Durant cette période, nous avons tenu des réunions très régulières afin de coordonner efficacement les actions au sein de notre fédération.
Un premier chapitre a été ouvert autour de l'anticipation, alors qu'il apparaissait assez objectivement que les patients atteints de cancer étaient susceptibles de présenter des complications graves dans certaines circonstances. La nécessité de travailler très précocement sur la mise à disposition du personnel et des patients d'équipements de protection individuels (EPI) s'est très tôt fait sentir. La fédération et les établissements se sont mis en ordre de marche pour acquérir ces équipements, qui étaient parfois difficiles à obtenir par les circuits habituels.
La fédération a également élaboré des recommandations pratiques facilitant l'accueil et la poursuite de la prise en charge des patients, en lien étroit avec de nombreuses ARS, sachant que les traitements en oncologie ne peuvent, dans leur grande majorité, être différés.
Ce travail d'anticipation a été accompagné de manière assez collégiale par les établissements publics et privés avec lesquels nous travaillons en réseau au niveau régional. Très rapidement, il a été admis qu'il était possible de sanctuariser la prise en charge des patients recevant des traitements systémiques dans les centres de lutte contre le cancer (CLCC).

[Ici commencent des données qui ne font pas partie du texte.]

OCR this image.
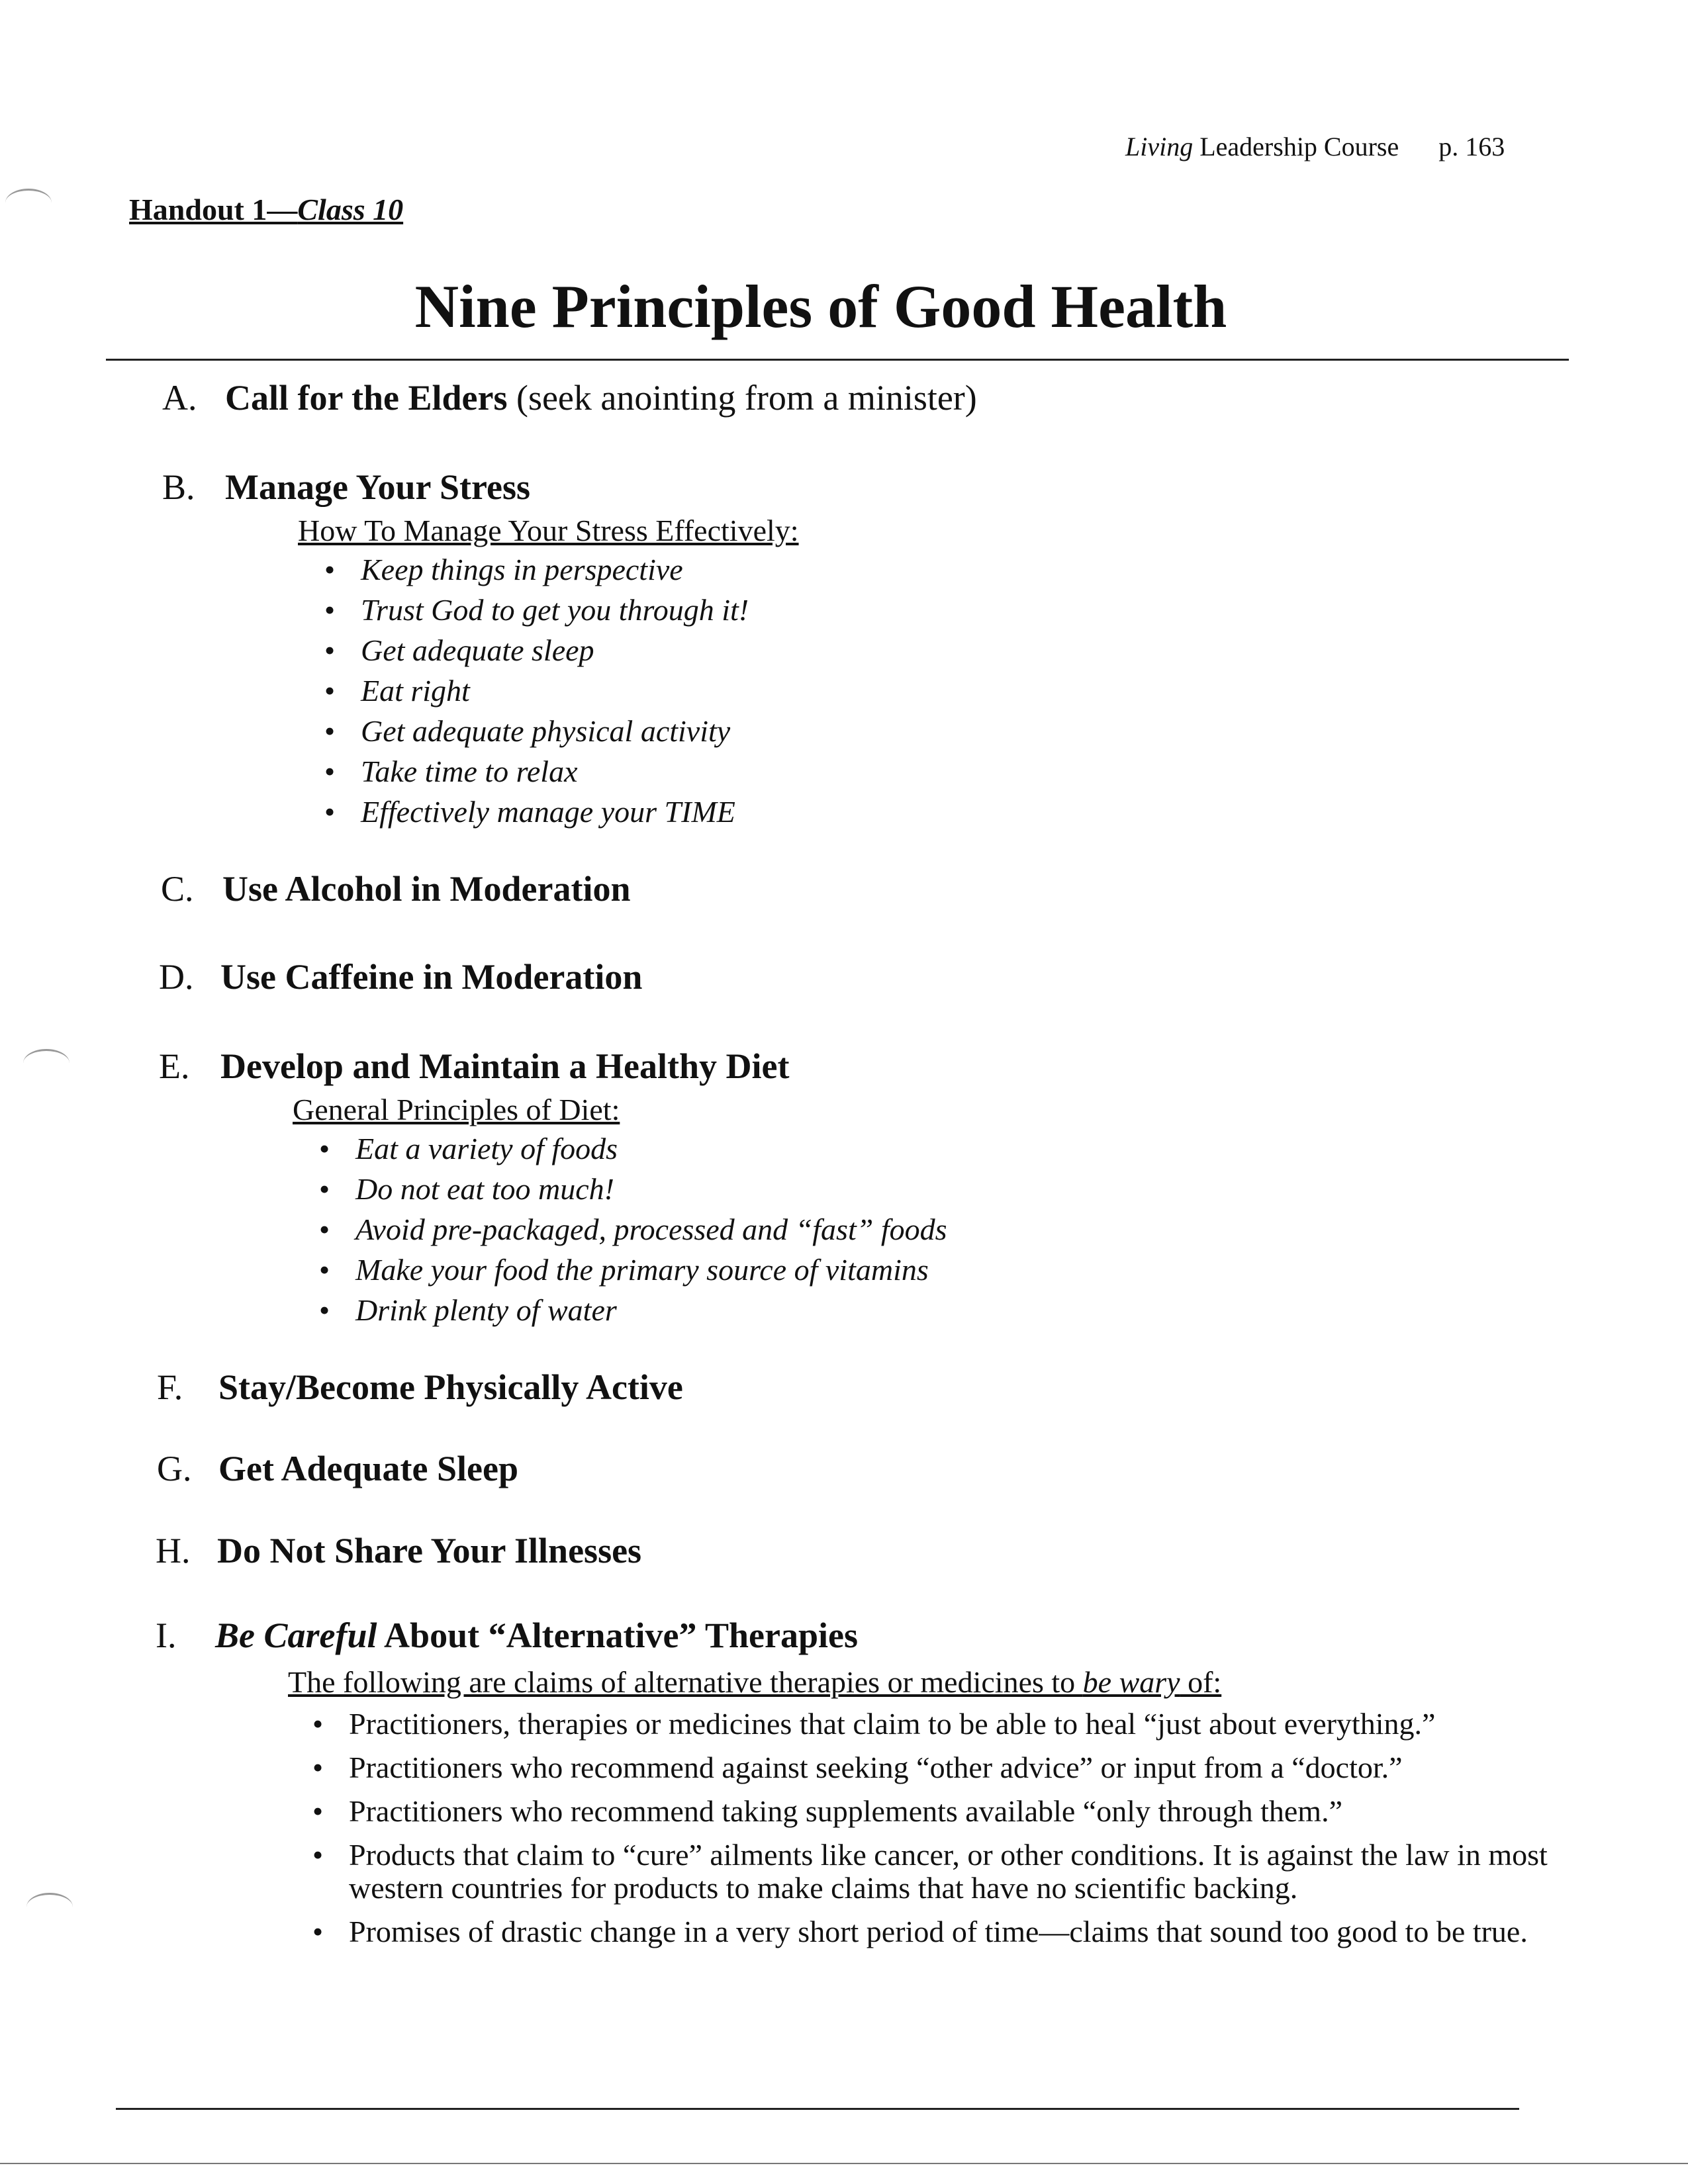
Living Leadership Course p. 163
Handout 1—Class 10
Nine Principles of Good Health
A. Call for the Elders (seek anointing from a minister)
B. Manage Your Stress
How To Manage Your Stress Effectively:
• Keep things in perspective
• Trust God to get you through it!
• Get adequate sleep
• Eat right
• Get adequate physical activity
• Take time to relax
• Effectively manage your TIME
C. Use Alcohol in Moderation
D. Use Caffeine in Moderation
E. Develop and Maintain a Healthy Diet
General Principles of Diet:
• Eat a variety of foods
• Do not eat too much!
• Avoid pre-packaged, processed and “fast” foods
• Make your food the primary source of vitamins
• Drink plenty of water
F. Stay/Become Physically Active
G. Get Adequate Sleep
H. Do Not Share Your Illnesses
I. Be Careful About “Alternative” Therapies
The following are claims of alternative therapies or medicines to be wary of:
• Practitioners, therapies or medicines that claim to be able to heal “just about everything.”
• Practitioners who recommend against seeking “other advice” or input from a “doctor.”
• Practitioners who recommend taking supplements available “only through them.”
• Products that claim to “cure” ailments like cancer, or other conditions. It is against the law in most western countries for products to make claims that have no scientific backing.
• Promises of drastic change in a very short period of time—claims that sound too good to be true.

Nous avons souhaité que la gouvernance de la crise soit à la fois resserrée et collaborative, tant avec les ARS et les structures de proximité qu'au sein de la fédération UNICANCER. Nous nous sommes fixé plusieurs objectifs.

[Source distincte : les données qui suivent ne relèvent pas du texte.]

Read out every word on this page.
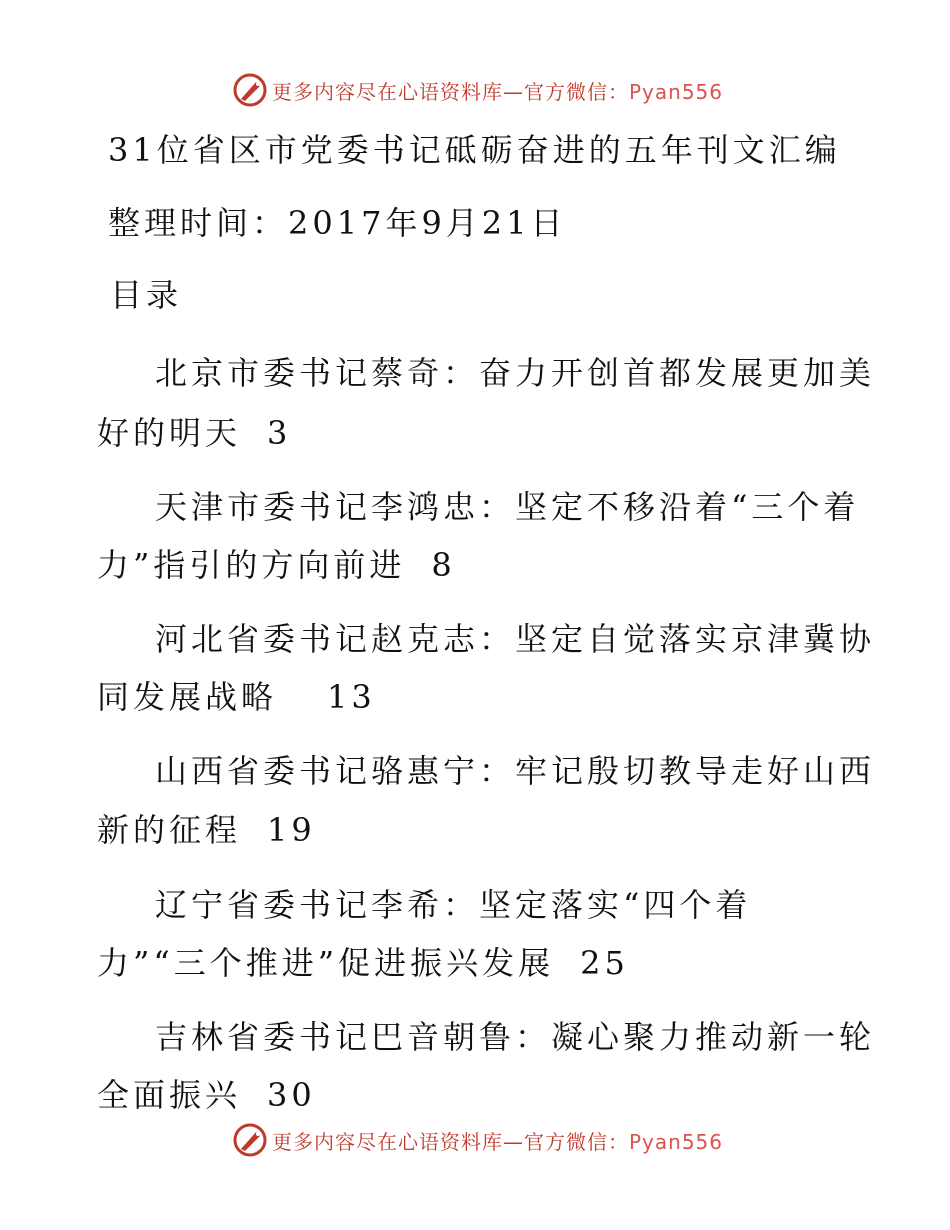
更多内容尽在心语资料库—官方微信：Pyan556
31位省区市党委书记砥砺奋进的五年刊文汇编
整理时间：2017年9月21日
目录
北京市委书记蔡奇：奋力开创首都发展更加美
好的明天 3
天津市委书记李鸿忠：坚定不移沿着“三个着
力”指引的方向前进 8
河北省委书记赵克志：坚定自觉落实京津冀协
同发展战略 13
山西省委书记骆惠宁：牢记殷切教导走好山西
新的征程 19
辽宁省委书记李希：坚定落实“四个着
力”“三个推进”促进振兴发展 25
吉林省委书记巴音朝鲁：凝心聚力推动新一轮
全面振兴 30
更多内容尽在心语资料库—官方微信：Pyan556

Le premier a été de rassurer les patients, très inquiets. Tant au niveau des établissements qu'à l'échelle d'UNICANCER, nous avons cherché à rassurer les patients suivis et connus en utilisant tous les moyens – hotlines, mails, courrier papier, puisque 50 % de la population reçues dans nos établissements ne dispose pas d'adresse électronique – pour les joindre et les inviter à venir en consultation, dans des conditions de protection maximale. À l'évidence, la protection des soignants, des médecins et des patients était congruente et nécessaire pour diminuer au maximum le risque de contamination des patients. Les résultats ont été probants pour la plupart des centres.

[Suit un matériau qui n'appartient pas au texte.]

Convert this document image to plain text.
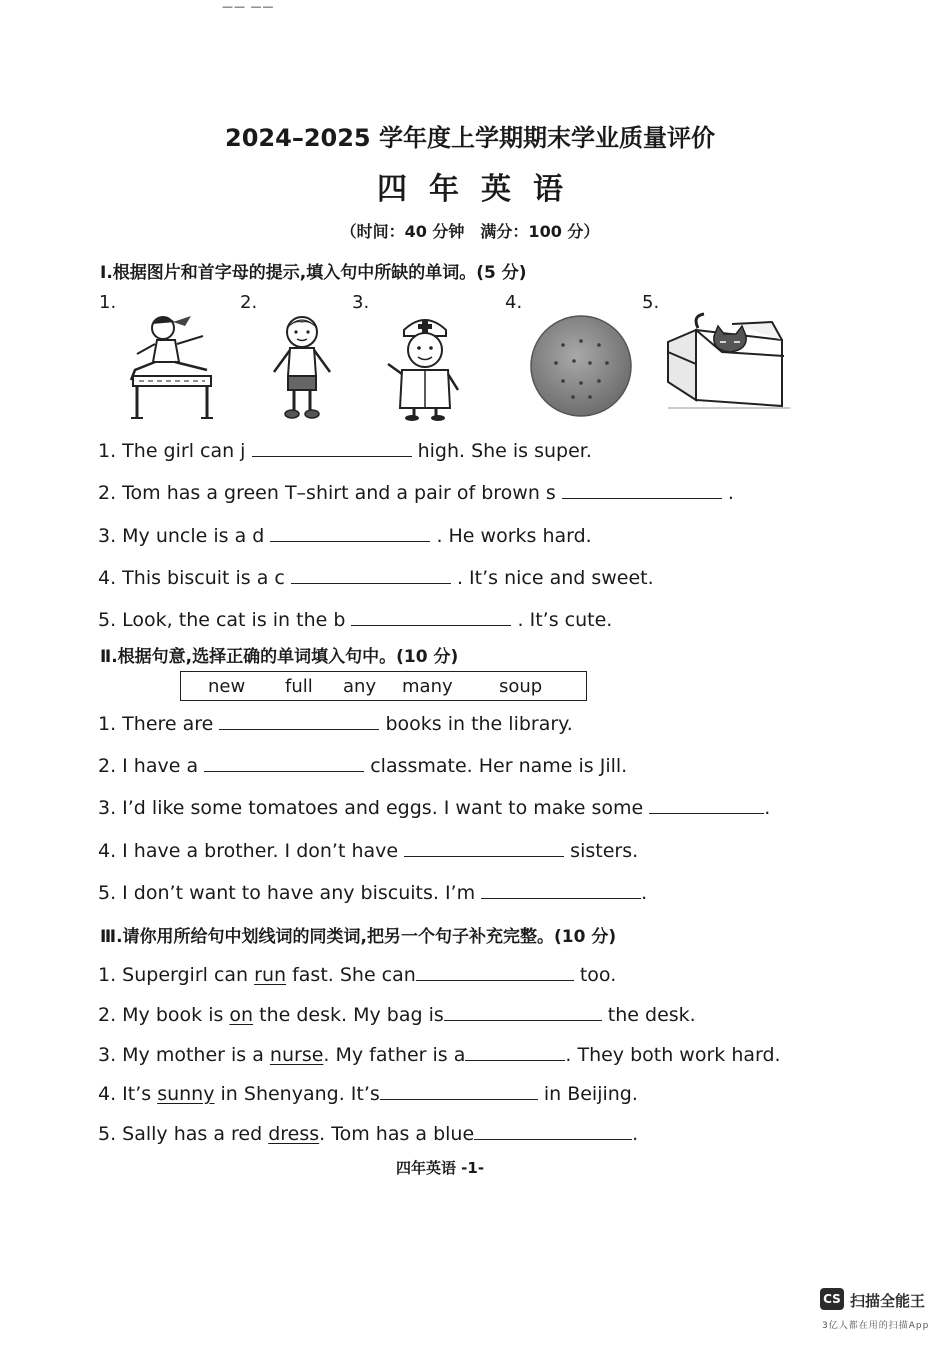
—— ——
2024–2025 学年度上学期期末学业质量评价
四年英语
（时间：40 分钟　满分：100 分）
Ⅰ.根据图片和首字母的提示,填入句中所缺的单词。(5 分)
1.	2.	3.	4.	5.
1. The girl can j	high. She is super.
2. Tom has a green T–shirt and a pair of brown s	.
3. My uncle is a d	. He works hard.
4. This biscuit is a c	. It’s nice and sweet.
5. Look, the cat is in the b	. It’s cute.
Ⅱ.根据句意,选择正确的单词填入句中。(10 分)
new full any many	soup
1. There are	books in the library.
2. I have a	classmate. Her name is Jill.
3. I’d like some tomatoes and eggs. I want to make some	.
4. I have a brother. I don’t have	sisters.
5. I don’t want to have any biscuits. I’m	.
Ⅲ.请你用所给句中划线词的同类词,把另一个句子补充完整。(10 分)
1. Supergirl can run fast. She can	too.
2. My book is on the desk. My bag is	the desk.
3. My mother is a nurse. My father is a	. They both work hard.
4. It’s sunny in Shenyang. It’s	in Beijing.
5. Sally has a red dress. Tom has a blue	.
四年英语 -1-
CS 扫描全能王
3亿人都在用的扫描App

Comme vous le savez, les taux d'incidence et de prévalence des infections graves se sont révélés très hétérogènes, et certains CLCC, dans le Grand Est et en Île-de-France, ont été davantage impactés. Fin mars, début avril, leurs services de réanimation ont dû accueillir des patients non atteints de cancer, faute de places ailleurs, ce qui a décalé un certain nombre d'interventions chirurgicales nécessitant de placer les patients en réanimation. Un travail a alors été réalisé entre les établissements locaux et au sein de la fédération UNICANCER pour partager les moyens, les ressources humaines – notamment les anesthésistes – et, lorsque cela se révélait nécessaire, adresser des patients à d'autres sites moins touchés par la pandémie.
Alors que les connaissances sur la pandémie évoluent chaque semaine, nous avons souhaité participer de manière proactive à la production du savoir, dans deux directions.
Nous nous sommes d'abord attachés à collecter des informations épidémiologiques fiables sur les patients atteints de cancer, ce qui a abouti à la constitution d'une base de données, en cours de publication. Deux informations importantes en ressortent. L'une est déjà connue, c'est l'importante mortalité des patients atteints de cancer en cours de traitement actif et infectés de manière documentée par le covid-19. L'autre sera probablement débattue dans la littérature scientifique : nous avons constaté une mortalité également accrue de patients atteints de cancer et présentant des symptômes de covid-19, sans que l'infection ait été confirmée par des tests – dont la sensibilité a par ailleurs été pointée du doigt.
Nous nous sommes ensuite employés à mener des études cliniques thérapeutiques. L'excellente interaction entre l'Agence nationale de sécurité du médicament et des produits de santé (ANSM) et les pouvoirs publics nous a permis de les mettre en œuvre dans des délais incomparables : entre six et quinze jours ont suffi pour lancer les trois études promues par UNICANCER, alors qu'il faut généralement une année pour activer une étude clinique en cancérologie. Pour autant, ces études n'ont pu être terminées, faute de patients. C'est un fait général : la décrue qui a suivi, fort heureusement, le pic épidémiologique a interrompu ces études – elles sont actuellement réactivées.
Ce fut donc une période complexe, qui a compris plusieurs éléments clés : l'organisation et la prévision ; le travail collaboratif au sein des établissements et entre les établissements sur les territoires régionaux ; le lien important avec les ARS ; notre capacité à nous mobiliser collectivement au sein des établissements, dans la mesure où la quasi-totalité des traitements ne peuvent être différés.